(Seoul) Papst Franziskus besuchte als erstes katholisches Kirchenoberhaupt einen Friedhof für die Opfer der Abtreibung. Der Besuch des Papstes am dritten Tag seines Koreaaufenthalts galt einem katholischen Behindertenzentrum Haus der Hoffnung in Kkottongnae südlich der Hauptstadt Seoul.
Die Priester des Zentrums errichteten auf dem Gelände den Taeahdongsan, einen Garten, in dem sich eine Statue der Heiligen Familie befindet, die von Hunderten von weißen Kreuzen umgeben ist. Die Kreuze symbolisieren die ungeborenen Kinder, die durch Abtreibung getötet wurden. Ein Ort des Gedenkens, des stillen Gebets, der diesen Kindern, die nie das Licht der Welt erblicken durften, Sichtbarkeit verschafft und der eine Anklage gegen das herrschende Verbrechen des Kindermordes ist. Die Koreaner nennen den Garten allgemein „Friedhof der abgetriebenen Kinder“. Gedenkstätten und Friedhöfe für Abtreibungsopfer sind eine noch sehr junge Initiative, um auf den Massenmord an ungeborenen Kindern zu reagieren.
In Südkorea überlebt nur jedes zweite Kind die Schwangerschaft
Südkorea zählt eine der höchsten Abtreibungsraten der Welt. Laut den jüngsten offiziell veröffentlichten Zahlen, wurden 2005 340.000 Kinder im Mutterleib getötet, während 440.000 geboren wurden. Damit haben kaum mehr als die Hälfte aller in Südkorea gezeugten Kinder eine Chance, geboren zu werden.
Ungeborene Kinder dürfen bis zur 24. Schwangerschaftswoche getötet werden. Als Gründe werden die üblichen Indikationen akzeptiert: Vergewaltigung, Inzest, schwere Behinderung oder Gefahr für die Gesundheit der Mutter. Wie die extrem hohen Abtreibungszahlen beweisen, handelt es sich bei den gesetzlichen Indikationen nicht um objektive Schutzbestimmungen für die Mütter, sondern um Gummiparagraphen, die in Wirklichkeit den systematischen Massenmord an ungeborenen Kindern erlauben.
Lebensfeindlichkeit durch Mär von der „Überbevölkerung“
Laut Experten rühre die Ursache für die lebensfeindliche Haltung vieler Südkoreaner von einer seit Jahrzenten gesteuerten Politik der Fertilitätsbekämpfung her, die von der Regierung unter dem Stichwort „Überbevölkerung“ seit den 60er Jahren propagiert wird.
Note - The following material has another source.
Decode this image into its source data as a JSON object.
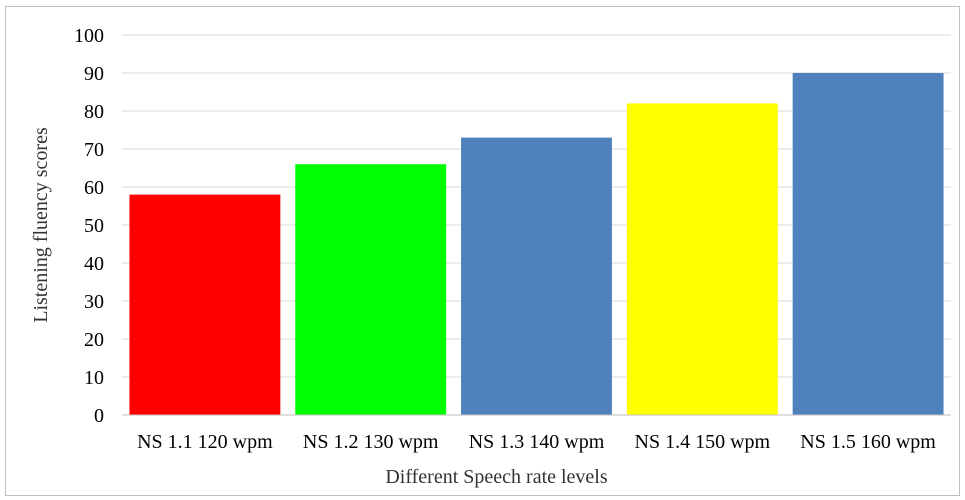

Im von Pater John Oh 1976 gegründeten „Haus der Hoffnung“ in Kkottingnae haben mehrere Tausend behinderte Menschen eine sichere Heimat. Das katholische Zentrum ist in einer menschenfeindlichen Umgebung auch ein sicherer Ort für Waisenkinder. Es gibt auch eine Art Babyklappe.
Die Einbeziehung des Zentrums von Kkottingnae durch das Organisationskomitee in das Besuchsprogramm des Papstes wurde von Medien kritisiert, weil Pater Oh vorgeworfen wird, öffentliche Gelder für seine Einrichtung „veruntreut“ zu haben. Wie katholische Beobachtern versichern, scheint es sich dabei um eine Verleumdungskampagne zu halten, weil das Lebenszentrum mit dem Friedhof für abgetriebene Kinder bestimmten Kreisen ein Dorn im Auge ist.